Maggart’s performance has to contain not just both of these elements, but both of them at the same time. His face, etched with pure ’70s character actor grit, has to evoke these ideas in every scene, whether he’s shuffling around the toy factory or rehearsing his Santa act in his house, and his eyes have to convey that he’s both wearied by the state of the world and itching to do something about it. For the first half of the film, it all simmers in those eyes, as Harry makes moves and quietly plans his ultimate Christmas Eve, and it boils over in the aforementioned beard-gluing scene. 

That scene, one of the most disturbing character moments in all of ’80s horror, allows Maggart to let every emotion out at once. It all comes through his eyes as he tugs that beard, realizing it’s truly part of him now, that he’s actually made his dream a reality. There’s unbridled glee in those eyes, but there’s resolve, too, and beneath that, a sense of savagery, a sense that he’s unstoppable. Though it is a slasher film with a killer hook, no one dies in Christmas Evil until nearly an hour into the 94-minute runtime, which means we simply have to take Harry’s word that something dark and exciting is coming. Because of Maggart, we can not only trust in the film but get lost in it, just as Harry gets lost in his Christmas mission.
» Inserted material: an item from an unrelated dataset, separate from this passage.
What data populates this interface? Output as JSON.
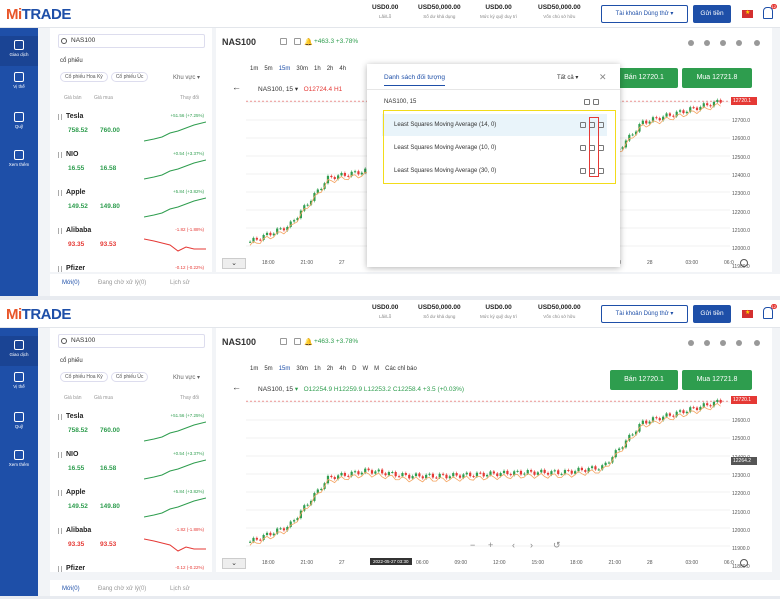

But most disturbing of all is what happens after Harry has transformed. With a beard and a beautifully made red suit, in a van packed with toys, he heads out into the night to not just play Santa, but fully embody him. And it goes very well at first! He drops off a vanload of toys at a children’s hospital, gives a naughty kid a bag of dirt, and carries on laser-focused on his task. By the time it becomes clear that his task also includes violent reprisals for his awful coworkers, we’re already well into his night ride, and fully invested in Harry’s journey.

We’re also hanging on to the conceit established by Jackson’s script. We know by now that Harry is delusional and lost in the reverie of his Santa transformation. That means the more melodramatic touches that emerge later in Christmas Evil—adults being transparently cruel to Santa, children being unabashedly loyal to him—might just be part of Harry’s grand fantasy. It’s hard to blame him for murdering adults who behave like cartoon villains in cold blood, just like it’s hard not to cheer him for giving toys to needy kids. 

It’s here that the real psychological crux of the movie is made clear. Harry didn’t grow to hate the very idea of Santa after his childhood encounter with a fake Kris Kringle, nor did he grow to hate Christmas. Instead, he spent decades not just idealizing a better version of the holiday and its gift-giver, but planning for the day that he could become that better version. His entire life has been a rehearsal for the ultimate method-acting performance, a chance to heal psychic wounds that no one else even bothered to address. It’s not just a descent into madness, but an American tragedy made flesh, and Maggart has to embody all of that while also participating in a weird little movie about a killer Santa Claus. 

Saddled with that task, his eyes become infinite pools of sorrow and potential, his face a road map of hard work and even harder emotional truths. It’s a performance so nuanced, so impish, so tinged with regret and fear and doubt, that it’s hard not to root for the guy even as he turns darker. Maggart’s work here transforms Christmas Evil into a vastly rewarding psychological journey through the dark side of the holiday, a side where everyone feels pressured to become the best version of themselves. That all begins and ends with Brandon Maggart, and 44 years later, we still can’t look away.